Last week saw a raft of new education policy announcements designed to protect the sector against the impact of the coronavirus pandemic.

In his summer Statement on Wednesday, the Chancellor, Riki Sunak announced new financial measures aimed to incentivise employers to create more apprenticeships. These was part of a series of measures in the Government’s ‘Plan for jobs’.

One eye-catching announcement was the Government’s plan to pay employers £2000 for each new apprentice they hire under 25 and £1500 aged 25 and over. This is in addition to the £1000 payment employers already receive for taking on an apprentice aged 18 and under.

From an educational point of view, this is extremely welcome news and will go a long way in encouraging employers to invest in young people and take on new staff as apprentices. It will also make it much easier for the Prime Minister to make good on his promise of an ‘apprenticeship or in work placement’ for all who want one.

We can think of the Chancellor’s speech as a temporary fix to ensure stability in unemployment terms over the short-term, whilst we pass through the more damaging economic effects of the pandemic. However, we believe that the White Paper in the autumn needs to be much more considered in terms of policy from an education viewpoint, not just an economic viewpoint.

The purpose of education is about so much more than securing a job, as crucial as that is. At its heart, it is about the pursuit of knowledge. It is about gaining and nurturing skills. It is about empowering students to grow personally as well as professionally. It is about developing the next generation of critical thinkers who are equipped with the skills they need to play a part in solving future challenges.

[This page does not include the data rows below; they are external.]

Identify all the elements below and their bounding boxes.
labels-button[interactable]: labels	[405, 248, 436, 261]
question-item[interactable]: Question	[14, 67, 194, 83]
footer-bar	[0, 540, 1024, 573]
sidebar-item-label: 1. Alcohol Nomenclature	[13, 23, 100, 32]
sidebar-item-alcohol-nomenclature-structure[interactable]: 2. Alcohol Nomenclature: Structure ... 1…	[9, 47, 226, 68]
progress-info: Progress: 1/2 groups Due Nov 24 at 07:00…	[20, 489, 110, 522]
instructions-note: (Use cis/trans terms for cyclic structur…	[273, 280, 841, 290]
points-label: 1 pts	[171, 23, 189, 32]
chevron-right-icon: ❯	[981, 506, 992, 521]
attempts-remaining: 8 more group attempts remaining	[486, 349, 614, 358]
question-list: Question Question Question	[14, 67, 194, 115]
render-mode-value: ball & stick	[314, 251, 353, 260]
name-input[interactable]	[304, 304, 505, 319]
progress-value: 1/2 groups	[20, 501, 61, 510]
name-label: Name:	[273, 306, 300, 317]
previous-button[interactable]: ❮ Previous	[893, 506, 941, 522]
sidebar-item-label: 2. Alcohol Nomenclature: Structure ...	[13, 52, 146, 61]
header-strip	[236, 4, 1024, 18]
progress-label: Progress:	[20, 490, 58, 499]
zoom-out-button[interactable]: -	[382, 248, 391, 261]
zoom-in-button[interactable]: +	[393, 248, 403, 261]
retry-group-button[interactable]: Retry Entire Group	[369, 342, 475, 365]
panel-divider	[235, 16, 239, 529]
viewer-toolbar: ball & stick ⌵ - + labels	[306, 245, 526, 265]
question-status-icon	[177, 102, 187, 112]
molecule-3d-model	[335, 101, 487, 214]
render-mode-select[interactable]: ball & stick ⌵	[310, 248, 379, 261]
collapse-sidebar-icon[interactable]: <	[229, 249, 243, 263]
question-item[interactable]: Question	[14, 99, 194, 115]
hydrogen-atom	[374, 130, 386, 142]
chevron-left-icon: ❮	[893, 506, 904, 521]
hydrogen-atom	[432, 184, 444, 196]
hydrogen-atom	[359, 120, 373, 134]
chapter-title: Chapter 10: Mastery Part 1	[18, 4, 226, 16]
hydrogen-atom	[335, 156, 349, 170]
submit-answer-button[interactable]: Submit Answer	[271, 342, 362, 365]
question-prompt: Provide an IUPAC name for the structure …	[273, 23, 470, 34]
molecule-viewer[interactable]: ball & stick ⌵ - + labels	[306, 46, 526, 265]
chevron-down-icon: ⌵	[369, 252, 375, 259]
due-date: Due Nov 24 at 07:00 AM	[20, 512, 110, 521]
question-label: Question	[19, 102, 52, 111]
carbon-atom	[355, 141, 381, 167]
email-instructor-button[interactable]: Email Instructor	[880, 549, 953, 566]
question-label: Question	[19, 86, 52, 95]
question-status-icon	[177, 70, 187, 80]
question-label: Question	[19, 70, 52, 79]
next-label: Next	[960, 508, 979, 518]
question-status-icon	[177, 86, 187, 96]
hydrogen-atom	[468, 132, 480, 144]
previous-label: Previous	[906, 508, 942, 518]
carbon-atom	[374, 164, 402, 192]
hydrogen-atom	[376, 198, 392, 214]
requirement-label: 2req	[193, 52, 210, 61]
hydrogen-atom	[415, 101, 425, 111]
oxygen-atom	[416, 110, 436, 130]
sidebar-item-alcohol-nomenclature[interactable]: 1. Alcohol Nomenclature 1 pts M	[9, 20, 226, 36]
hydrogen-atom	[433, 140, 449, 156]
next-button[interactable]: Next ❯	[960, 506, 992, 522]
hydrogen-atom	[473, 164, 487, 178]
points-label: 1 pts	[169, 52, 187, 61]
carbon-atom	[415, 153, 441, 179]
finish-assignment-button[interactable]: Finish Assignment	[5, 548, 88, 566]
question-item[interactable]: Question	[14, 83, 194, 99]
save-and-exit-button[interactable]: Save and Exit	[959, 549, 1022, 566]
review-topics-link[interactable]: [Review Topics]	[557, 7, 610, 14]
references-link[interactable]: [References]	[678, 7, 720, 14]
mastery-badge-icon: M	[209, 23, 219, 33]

Of course this means that education, both further and higher, prepares students for the workplace. But it is wrong to think of education as a necessary hoop to jump through before getting a job.

The Education Secretary, Gavin Williamson, in a speech yesterday gave some indication of what we can expect in the autumn White Paper. It’s clear he is fully supportive of apprenticeships, which he said ‘will have a critical role to play in creating employment opportunities, particularly for young people’. However, he also suggested that the Government would no longer work towards a target of ensuring 50% of students go to university. We believe that is the wrong approach.

Instead, the emphasis should be on growing and strengthening the talent pool. We need an agile workforce, made up of both graduates and apprentices who are able to quickly adapt to the changing priorities of our society. It should be clear, one route is not better than the other. But at the same time, one stream should not be strengthened at the expense of diminishing the other. Participation is education should never be restricted or discouraged, but welcomed and supported. Information should be presented honestly and openly to students who should then be free to make their own decisions about their future, based on what’s right for them. They, and society as a whole, will be better for it.

The differing streams of the education system should co-exist in a state of complement, not conflict. This is what we are starting to see with many Universities expanding to support local colleges and education centres. Lambeth College recently joined the London Southbank University family to create greater access to education across south London.  In 2018, Bolton College joined the University of Bolton Group, enabling closer cooperation on courses and clear progression opportunities for students at the college. Shortly after, Alliance Learning an independent training provider, also joined the group. We believe this joined up thinking should act as a future model to ensure collaboration, not conflict, between academic and technical streams of education.

Our Co-chair Lord Willetts added that:

‘University is an incredible valuable experience for most who go, the value is not just in employment and earnings, it also transforms their lives in other ways…Alongside it, there should be other options as well… it would be a great pity if this became a conflict between FE and HE’.

‘It looks as if what happened is that in the decade since the crash when there was a big reduction in the employment opportunities for young people, some graduates traded down into non graduate jobs, but their employment rate as a whole remained quite high. And sadly, non-graduates tended to suffer higher rates of unemployment. This has been the effect in our poorly performing jobs market in the last 10 years’.